Do the graphs in your research paper tell a compelling story?
Writing a research paper is no mean feat. Researchers have to explain complex ideas in the simplest possible manner. In short, researchers have to be great storytellers in every sense of the term. With every last section you write, what you're really trying to do is present a central idea or narrative to your audience in a way that is easy to digest and even easier to identify with.
This is especially true when you're presenting graphs in your research paper. Graphs are an important aspect of a research paper. They help you present complex information in a visual way and enable your readers to process your findings. Consider this – great graphs will create a positive impression on journal editors, reviewers, and readers! It’s a win-win! In this post, I’d like to talk about some of the aspects you need to be mindful of to create powerful graphs that help you tell a compelling story of your research. This is because, as is true with all visual information, the story at the heart of a graph (or an Infographic or a video) is literally all that matters. Anything that distracts from that story or gets in the way is something that you absolutely cannot afford - the story must be protected at all costs.
Here are a few things to remember when creating graphs for your research paper:
1. Stick to the story: Yes, the visual element of your graph is important - after all, graphs are heavily visual in nature, to begin with. You shouldn't need to look at a graph, read 500 words of text and then look at the graph again to get the full story that you're trying to tell. The graph - and the data being visualized - should tell the complete story, or as close to "complete" as you can possibly get.
2. Make every visual choice a conscious one: Every visual choice you make should be purpose-driven. You shouldn't include the color red just because you like it - you should include it because it's a visual way to make a statement, underline a point, highlight a relationship, emphasize an idea, etc. You shouldn't make one node on your graph bigger than another because it looks cooler - you should do so because it draws the reader's attention to one particular piece of data at precisely the right moment in their journey.
3. Find ways to complement the story: Find ways to use the principles of modern design to compliment the information whenever possible. This includes tools that help you design graphs and other visual elements. For example, when you use a tool like Visme to create something like a scatter plot, think about all the ways that you can add to the experience that your readers are having with the tools you now have available to you.
To continue with the scatter plot example, consider letting your users actually interact with each data point. You can have icons, animations, tool tips, and other things play when a reader clicks on each point - thus emphasizing and contextualizing particular ideas, creating a more engaging experience that relies on self-discovery and offering a totally unique user interface and experience at the exact same time.
But again, just because you have access to these types of tools doesn't mean you should use them. The story has to demand their inclusion. Any features like this should also be used sparingly because if you over-do it, you run the risk of creating a noisy, confusing experience that will send the exact opposite message from the one you actually want.

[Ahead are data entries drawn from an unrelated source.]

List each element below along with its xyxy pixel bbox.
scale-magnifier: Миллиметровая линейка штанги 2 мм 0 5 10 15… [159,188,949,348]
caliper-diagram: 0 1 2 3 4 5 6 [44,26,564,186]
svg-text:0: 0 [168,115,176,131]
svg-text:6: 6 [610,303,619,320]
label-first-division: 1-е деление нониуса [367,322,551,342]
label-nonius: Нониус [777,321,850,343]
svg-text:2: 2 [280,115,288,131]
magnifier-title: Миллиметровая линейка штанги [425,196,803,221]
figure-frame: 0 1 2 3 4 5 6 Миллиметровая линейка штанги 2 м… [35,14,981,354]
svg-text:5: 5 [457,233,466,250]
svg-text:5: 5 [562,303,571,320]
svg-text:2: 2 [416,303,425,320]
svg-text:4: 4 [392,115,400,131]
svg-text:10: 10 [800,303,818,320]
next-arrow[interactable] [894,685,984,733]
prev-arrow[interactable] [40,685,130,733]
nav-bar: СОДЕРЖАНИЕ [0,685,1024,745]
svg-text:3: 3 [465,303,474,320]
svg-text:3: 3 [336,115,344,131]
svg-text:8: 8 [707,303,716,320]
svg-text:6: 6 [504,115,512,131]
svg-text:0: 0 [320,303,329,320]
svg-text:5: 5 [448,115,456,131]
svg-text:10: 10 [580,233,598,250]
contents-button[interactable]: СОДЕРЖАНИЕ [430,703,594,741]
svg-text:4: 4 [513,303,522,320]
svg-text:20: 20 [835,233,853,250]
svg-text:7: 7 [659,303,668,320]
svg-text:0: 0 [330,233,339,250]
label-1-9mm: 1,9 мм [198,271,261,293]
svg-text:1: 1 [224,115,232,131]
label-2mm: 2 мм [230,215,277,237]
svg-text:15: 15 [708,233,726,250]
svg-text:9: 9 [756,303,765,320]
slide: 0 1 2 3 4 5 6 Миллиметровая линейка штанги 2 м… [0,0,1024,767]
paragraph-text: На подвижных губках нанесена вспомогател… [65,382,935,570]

4. Avoid the perils of too much design and overdesigning: One of the biggest traps that you need to avoid at all costs involves over-designing your graph. That is to say, you spend so much time including as many colors, shapes and different elements as possible that none of it is complimenting the story and it's all serving as a distraction - a lot of noise that gets in the way of the central narrative that you're trying to get across.
Finally, know what purpose every design element serves. "Design for the sake of it" is always a bad idea, but it's especially so when you're talking about a format like graphs that rely so heavily on visuals, to begin with. If you can't look at a particular visual design choice and completely justify its existence - meaning you can't say to someone "here is why I did this and here is what it gets me" - it absolutely has no place in your graph. Period.
The story is all that matters
Any visual design element that you choose to include should complement the story that is trying to be told - not take away from it. "Short, sweet, and to the point" are the three major qualities that you're always trying to hit. So long as you've taken care of those three things, try not to overthink everything else. The tips mentioned above should help you adopt the right mindset to start designing graphs for your research paper.